What is The House of Fairy Tales?
The House of Fairy Tales is a place of magical, parallel worlds where learning is play and play is directed learning. We are a collective of artists, writers, poets and educationalists who believe that by creating quality child-centred art we can inspire the thinkers and creators of the next generation.
Tell us about some of the things you've done before
We've welcomed visitors from another dimension to the Whitechapel Gallery, we've trained an army of young ghosts at St Paul's, we've taken our travelling art circus to Camp Bestival, Glastonbury and Thames Festival, we've recreated the Hollywood studio at The Apple Cart festival, we've transformed the prestigious London Selfridges building into an underwater wonder world and saved the planet from the Memory Eaters at Mottisfont National Trust. Thankfully we've had the unflinching support of over 200,000 keen-eyed and quick-minded children and young people.
Our installations wrap children and families in the world of story. The immersive element of our work gives audiences an opportunity to play at being something other than themselves, they stretch their minds until the story ends and maybe beyond – that's the intention.
What is the Adventure of the Missing Manuscript?
An adventure is “an exciting or unusual experience” – and The Adventure of the Missing Manuscript is no exception with two interactive elements! At the Royal Shakespeare Theatre we have created an immersive installation of the imagined, magnificent mind of Shakespeare and around the gardens we've designed a story-based trail with the help of an illustrated map.
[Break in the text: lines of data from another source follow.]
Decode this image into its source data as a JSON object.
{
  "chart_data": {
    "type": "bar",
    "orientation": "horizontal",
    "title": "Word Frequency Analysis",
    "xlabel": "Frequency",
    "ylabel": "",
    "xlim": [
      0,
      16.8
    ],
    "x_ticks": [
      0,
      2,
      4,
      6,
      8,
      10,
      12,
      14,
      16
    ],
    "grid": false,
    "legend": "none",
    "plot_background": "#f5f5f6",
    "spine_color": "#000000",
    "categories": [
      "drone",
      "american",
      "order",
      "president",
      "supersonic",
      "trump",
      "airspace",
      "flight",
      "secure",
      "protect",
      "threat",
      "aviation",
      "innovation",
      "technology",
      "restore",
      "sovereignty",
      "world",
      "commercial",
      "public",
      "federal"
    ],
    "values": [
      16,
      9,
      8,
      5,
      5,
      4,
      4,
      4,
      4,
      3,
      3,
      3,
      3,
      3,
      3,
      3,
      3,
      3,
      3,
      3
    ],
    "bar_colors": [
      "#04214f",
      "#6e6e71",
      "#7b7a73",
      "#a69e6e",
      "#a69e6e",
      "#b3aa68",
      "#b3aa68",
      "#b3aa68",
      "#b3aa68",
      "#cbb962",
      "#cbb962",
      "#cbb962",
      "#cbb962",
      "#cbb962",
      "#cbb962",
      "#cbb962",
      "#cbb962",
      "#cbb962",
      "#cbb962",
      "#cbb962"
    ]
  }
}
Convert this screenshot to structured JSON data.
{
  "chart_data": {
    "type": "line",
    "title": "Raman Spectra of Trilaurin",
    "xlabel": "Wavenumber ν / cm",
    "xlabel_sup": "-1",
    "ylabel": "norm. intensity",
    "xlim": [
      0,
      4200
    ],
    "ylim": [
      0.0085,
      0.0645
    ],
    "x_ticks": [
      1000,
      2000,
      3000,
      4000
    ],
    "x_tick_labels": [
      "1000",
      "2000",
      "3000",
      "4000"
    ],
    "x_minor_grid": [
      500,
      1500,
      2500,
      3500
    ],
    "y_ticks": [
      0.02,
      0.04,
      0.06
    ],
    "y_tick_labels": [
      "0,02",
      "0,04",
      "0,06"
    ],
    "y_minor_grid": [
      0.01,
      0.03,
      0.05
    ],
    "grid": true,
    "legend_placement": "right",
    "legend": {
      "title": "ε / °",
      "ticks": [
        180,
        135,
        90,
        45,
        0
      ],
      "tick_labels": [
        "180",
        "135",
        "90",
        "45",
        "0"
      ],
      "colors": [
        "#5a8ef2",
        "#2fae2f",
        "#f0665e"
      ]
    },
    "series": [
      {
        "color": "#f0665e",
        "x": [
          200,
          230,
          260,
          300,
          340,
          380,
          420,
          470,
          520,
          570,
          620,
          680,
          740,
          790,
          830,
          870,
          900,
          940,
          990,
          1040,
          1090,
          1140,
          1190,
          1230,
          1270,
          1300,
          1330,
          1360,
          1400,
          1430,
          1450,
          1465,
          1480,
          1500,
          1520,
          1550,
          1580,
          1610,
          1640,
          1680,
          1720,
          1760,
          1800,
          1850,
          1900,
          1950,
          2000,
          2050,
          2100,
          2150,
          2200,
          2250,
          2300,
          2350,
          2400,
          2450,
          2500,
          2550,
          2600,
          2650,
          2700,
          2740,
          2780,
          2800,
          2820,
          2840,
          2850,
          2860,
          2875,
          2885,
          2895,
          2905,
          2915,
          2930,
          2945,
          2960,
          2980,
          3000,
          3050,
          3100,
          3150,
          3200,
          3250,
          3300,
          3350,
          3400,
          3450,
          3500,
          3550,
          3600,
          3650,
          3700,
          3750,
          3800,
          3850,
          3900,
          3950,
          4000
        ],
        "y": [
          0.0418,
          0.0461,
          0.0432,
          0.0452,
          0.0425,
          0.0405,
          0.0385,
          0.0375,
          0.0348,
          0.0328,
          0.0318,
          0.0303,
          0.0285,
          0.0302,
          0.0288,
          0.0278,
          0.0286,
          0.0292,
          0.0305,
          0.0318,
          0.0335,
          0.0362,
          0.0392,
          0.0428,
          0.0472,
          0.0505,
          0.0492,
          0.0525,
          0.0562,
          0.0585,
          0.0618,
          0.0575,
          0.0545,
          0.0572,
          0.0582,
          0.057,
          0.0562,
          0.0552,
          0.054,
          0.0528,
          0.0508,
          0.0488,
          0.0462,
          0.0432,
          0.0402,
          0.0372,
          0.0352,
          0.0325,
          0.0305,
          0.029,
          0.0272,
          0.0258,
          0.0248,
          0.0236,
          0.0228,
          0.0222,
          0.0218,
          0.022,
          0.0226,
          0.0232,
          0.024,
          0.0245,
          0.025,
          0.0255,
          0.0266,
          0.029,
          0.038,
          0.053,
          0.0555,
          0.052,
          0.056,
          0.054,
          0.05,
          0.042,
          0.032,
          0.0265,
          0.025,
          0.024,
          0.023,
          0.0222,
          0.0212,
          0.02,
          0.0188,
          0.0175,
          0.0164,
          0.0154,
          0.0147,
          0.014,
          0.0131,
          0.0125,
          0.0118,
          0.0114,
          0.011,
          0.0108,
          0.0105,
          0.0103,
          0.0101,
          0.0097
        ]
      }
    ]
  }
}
Families will wander through the town guided by the original map to fulfill tasks that weave the rich tapestry of Shakespeare's colourful life, his characters, emotions and plots with a drop of House of Fairy Tales magic.
In the Swan Room, families are invited to interact with a range of instruments of creativity such as the 'Story-Generating Machine' and 'Prospero's Alchemy Laboratory'. Having worked with the eclectic collection of tangible props, costumes and magical machines children will be inspired to create their very own Shakespeare-inspired drama.
How did you come up with this idea?
All of our work starts from the same source - inspiration– the stories and the natural environment of the installation. We came to Stratford and wandered the streets, much like a child would. We spent time exploring, asking questions and saw how contemporary life interlaces with the past; we listened to stories and visited the RSC prop store; a treasure trove for the imagination.
The sources then merge in a creative cavern, much like the one we've created in the Swan Room – and out of it came The Adventure of the Missing Manuscript. Shakespeare was an industrious storywriter. He created some of the most perfect dramas – covering all the human emotions. It got us thinking about Shakespeare as story-machine maker, which developed into the idea of Britain's industrious past and how machines and technology have come together today to assist mankind – but it all began with an idea.
Is this a new piece for the RSC?
Yes 100%. Some of the props aren't new - the RSC has been very generous and let us explore the prop cabinet, such as the life size bear, but how they'll merge with The House of Fairy Tales means that every day new dramas will be created and performed.
Who is it aimed at?
The House of Fairy Tales aims to work with families, and touches the imagination in all of us…we have created this work with 5-12 year olds in mind.
Who will perform it?
The children themselves.
Did you find out any unusual things about Shakespeare when you were creating the adventure?
When you look at stories from the past you realise that nothing is usual, but it was interesting to hear how Shakespeare saved his family name after his father, originally a pillar of society with multiple properties, died in debt. It is touching to think about Shakespeare as a son as well as a writer.
What would you like people to go away with once they've experienced the adventure?
A sense of their own creativity and a passion for Shakespeare.